The following year he bought his first vineyard. Called El Artillero (The Gunner), it is a very old plot located at 600m in Elvillar, also in Rioja Alavesa. Oxer currently grows 4.8 hectares divided in 16 plots in the villages of Leza, Navaridas, Elciego, San Vicente de la Sonsierra, Laguardia and Elvillar. One of these plots in Laguardia was planted using a keyline design, a landscaping technique used in permaculture to optimize resources. It is here where he plans to build a winery in the future.

In his early forties, Bastegieta’s approach to wine is unconventional and personal and this is visible in his striking, unique wine labels. Taking inspiration from poems, songs and images, these labels are the result of working closely with the award-winning design agency Calcco from Logroño.

In the Bizkaiko Txakolina appellation, Oxer makes the family white Marko (€12) whose label features the rock paintings found on the nearby Santimamiñe Caves. His own wines start with Marko Gure Arbasoak (“our ancestors” in Basque, €28, 8,000 bottles), a vibrant, sharp blend of almost equal parts of Hondarrabi Zuri Zerratia (Petit Courbou) and Hondarrabi Zuri with 20% of Izkiota ttipia (Petit Manseng). Fermentation starts in stainless steel tanks and ends in 400-litre and 500-litre oak barrels where the wine stays for 8 to 9 months -no doubt it sets new heights for oak-aged txakoli in the area. Marko Late Harvest (900 bottles, €30) is an interesting sweet wine made with grapes that were picked in mid-November. Labels are inspired by the large colony of birds in the natural enclave of Urdabai where the vineyards are located. While Gure Arbasoak includes a quote from a Basque song, the sweet wine features a verse from The Crown, a poem by Edgar Allan Poe.

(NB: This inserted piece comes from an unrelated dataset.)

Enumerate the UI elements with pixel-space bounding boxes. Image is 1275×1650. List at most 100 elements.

Production in Rioja is slightly below 10,000 bottles, although Oxer plans to make 20,000 bottles in the future. The range starts with Iraun (“to endure” in Basque, 1,300 bottles, €40), a blend of Viura, White Garnacha and Malvasía made with the white grapes from El Artillero vineyard. Winemaking is similar to txakoli except for the fact that amphorae are used for fermentations -Sherry butts might be added in the future. The fresh, almost electric red El Artillero (just under 2,000 bottles, €40) is fermented in various vessels and is later aged in used casks. The cannon on the label was replaced by a more seductive image after Oxer learnt that El Artillero was one of the sexual positions described in the Kama Sutra.

Suzzane (3,000 bottles, €40), intentionally spelled with two “z”, has a label that evokes Oxer’s relationship with women and quotes the foreword of The Inhabited Woman, a novel by Nicaraguan writer Gioconda Belli. Inside the bottle there is a wonderfully vibrant, deep and mineral Garnacha from Cárdenas (Alto Najerilla valley). Lastly, Kalamity (around 2,000 bottles, €100) combines the best from El Artillero and Cárdenas. “I wanted to mix the chalky, inky notes of Rioja Alavesa with the floral, mineral style you get on the right bank of the Ebro river in Rioja Alta,” Oxer explains. The label was inspired on Mexican folklore celebrating the Day of the Dead. “There is calamity inside all of us,” he says. The quote in this case comes from Shakesperare’s The Raigne of King Edward the Third.